What I like most about Seger’s approach though is, she’s been in the trenches, she’s been consulting on scripts herself since 1981 so she’s not just theorizing what does and what does not work. You can kind of tell the authors of these “how-to” books who have never actually done the job themselves. They use “perhaps” and “quite possibly” a lot…

Nah, in my mind, something either does or does not work, and that’s the approach Seger takes. The first 4 chapters alone detail why specific genres defy the transition to the screen: Why Literature Resist Film, Why Theatre [sic] Resists Film, Why the True-life Story Resists Film etc. Brilliant. Start with what doesn’t work. ANNNND the whole book runs just over 200 pages. No need to wax on.

I think my other major take aways are her discussions on style and tone and the need to clearly establish these in the beginning of a film/screenplay.

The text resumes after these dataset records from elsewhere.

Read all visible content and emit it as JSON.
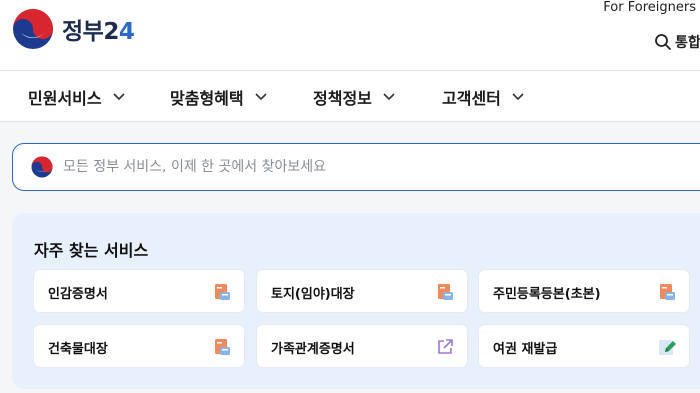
{
  "header": {
    "logo_text_prefix": "정부",
    "logo_text_num1": "2",
    "logo_text_num2": "4",
    "foreigners_link": "For Foreigners",
    "search_link": "통합"
  },
  "gnb": {
    "items": [
      {
        "label": "민원서비스"
      },
      {
        "label": "맞춤형혜택"
      },
      {
        "label": "정책정보"
      },
      {
        "label": "고객센터"
      }
    ]
  },
  "search": {
    "placeholder": "모든 정부 서비스, 이제 한 곳에서 찾아보세요"
  },
  "quick": {
    "title": "자주 찾는 서비스",
    "services": [
      {
        "label": "인감증명서",
        "icon": "document-print-icon"
      },
      {
        "label": "토지(임야)대장",
        "icon": "document-print-icon"
      },
      {
        "label": "주민등록등본(초본)",
        "icon": "document-print-icon"
      },
      {
        "label": "건축물대장",
        "icon": "document-print-icon"
      },
      {
        "label": "가족관계증명서",
        "icon": "external-link-icon"
      },
      {
        "label": "여권 재발급",
        "icon": "edit-pencil-icon"
      }
    ]
  },
  "colors": {
    "accent": "#2f64c8",
    "panel": "#e8f1fb",
    "doc_icon": "#f08a5d"
  }
}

Film is a different medium than a novel, you don’t have as much time to rest on your laurels in exposition (I’m looking at you Fantastic Beasts and Where to Find Them). And a change in style or tone mid-film can alienate an audience and throw them off. She didn’t use this as an example, but Howl’s Moving Castle by Diana Wynne Jones, for one. The book is set firmly in the realm of fantasy until midway through the main character, The Wizard Howl, steps into the real world. In Hayao Miyazaki’s film of the same name the entire story remains firmly rooted in fantasy and it’s wonderful. A shift in the middle would have made it feel like a different film entirely.

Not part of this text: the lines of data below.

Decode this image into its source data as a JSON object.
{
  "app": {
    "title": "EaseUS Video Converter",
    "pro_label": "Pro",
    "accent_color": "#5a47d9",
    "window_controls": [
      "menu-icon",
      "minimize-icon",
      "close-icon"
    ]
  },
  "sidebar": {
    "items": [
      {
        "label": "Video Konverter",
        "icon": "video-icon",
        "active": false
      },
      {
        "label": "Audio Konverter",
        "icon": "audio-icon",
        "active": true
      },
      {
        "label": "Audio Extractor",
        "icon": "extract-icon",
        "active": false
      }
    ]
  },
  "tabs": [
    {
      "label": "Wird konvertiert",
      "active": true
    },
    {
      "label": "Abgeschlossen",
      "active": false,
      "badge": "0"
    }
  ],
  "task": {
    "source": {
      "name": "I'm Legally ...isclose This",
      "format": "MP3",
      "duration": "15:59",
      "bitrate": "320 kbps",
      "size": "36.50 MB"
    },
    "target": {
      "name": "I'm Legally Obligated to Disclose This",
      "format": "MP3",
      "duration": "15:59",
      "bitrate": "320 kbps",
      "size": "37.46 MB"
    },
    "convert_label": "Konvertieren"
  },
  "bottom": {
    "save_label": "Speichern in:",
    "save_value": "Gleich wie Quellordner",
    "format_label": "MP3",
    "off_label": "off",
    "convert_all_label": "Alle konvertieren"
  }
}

What I’m trying to say is, if you want a good, no-nonsense approach to adapting something into a screenplay, this is a good read OR if you’ve ever watched an adaptation of one of your favorite things and thought, “This… doesn’t work…” and can’t figure out why, Seger probably has the answer.

 

Adjectives Are Not Your Friend

Actually, they are. Sparingly. Want to know why I am not a fan of most romance novels (aside from the usually poor technical writing)? Adjectives! Adjectives to describe the blue-white clothing on the heavily-muscled man’s broadening back (…). Description for the sake of description. As a reader there are two responses: “Wow! This must be a good writer because he uses so many fancy words.” OR “This is driving me insane. I’m not impressed and I just want to get to the next sentence without wading through a jungle of words.”

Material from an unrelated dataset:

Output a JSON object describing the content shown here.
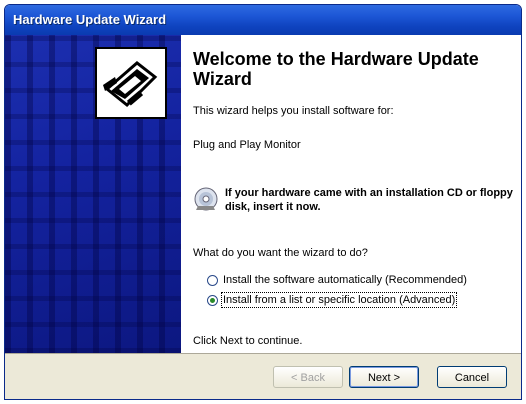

Sadly, I thank most authors, especially fledgling writers, fall under the assumption that the best writer’s in the world pad their prose with useless descriptors. In reality, less is more. Read the authors that have withstood the test of time and you will not find the surplus of flowery language found in most fiction today. Mark Twain even made fun of this practice in his short story, “A Double-Barreled Detective Story.” He writes:

“It was a crisp and spicy morning in early October. The lilacs and laburnums, lit with the glory-fire of autumn, hung burning and flashing in the upper air, a fairy bridge provided by kind Nature for the wingless wild things that have their homes in the tree-tops and would visit together; the larch and he pomegranate flung their purple an yellow flames in brilliant broad splashes along the slanting sweep of the woodland; the sensuous fragrance of innumerable deciduous flowers rose upon the swooning atmosphere; far in the empty sky a solitary esophagus slept upon motionless wing; everywhere brooded stillness, serenity, and the peace of God.”

An entire paragraph of nonsense. Yet, he goes on to show published responses to the passage from readers who admired his description, but didn’t quite understand the words. Especially, the reference to an “esophagus” in the sky. Likely, Response #1 readers who didn’t get the joke.

In good writing, if there is a lengthy bit of description it has a purpose. Writers have a romance with words, that is what makes them writers, but even the most happy couples will support the old adage of having too much of a good thing. So, please, for the sake of your readership, less PDAs. Thank you.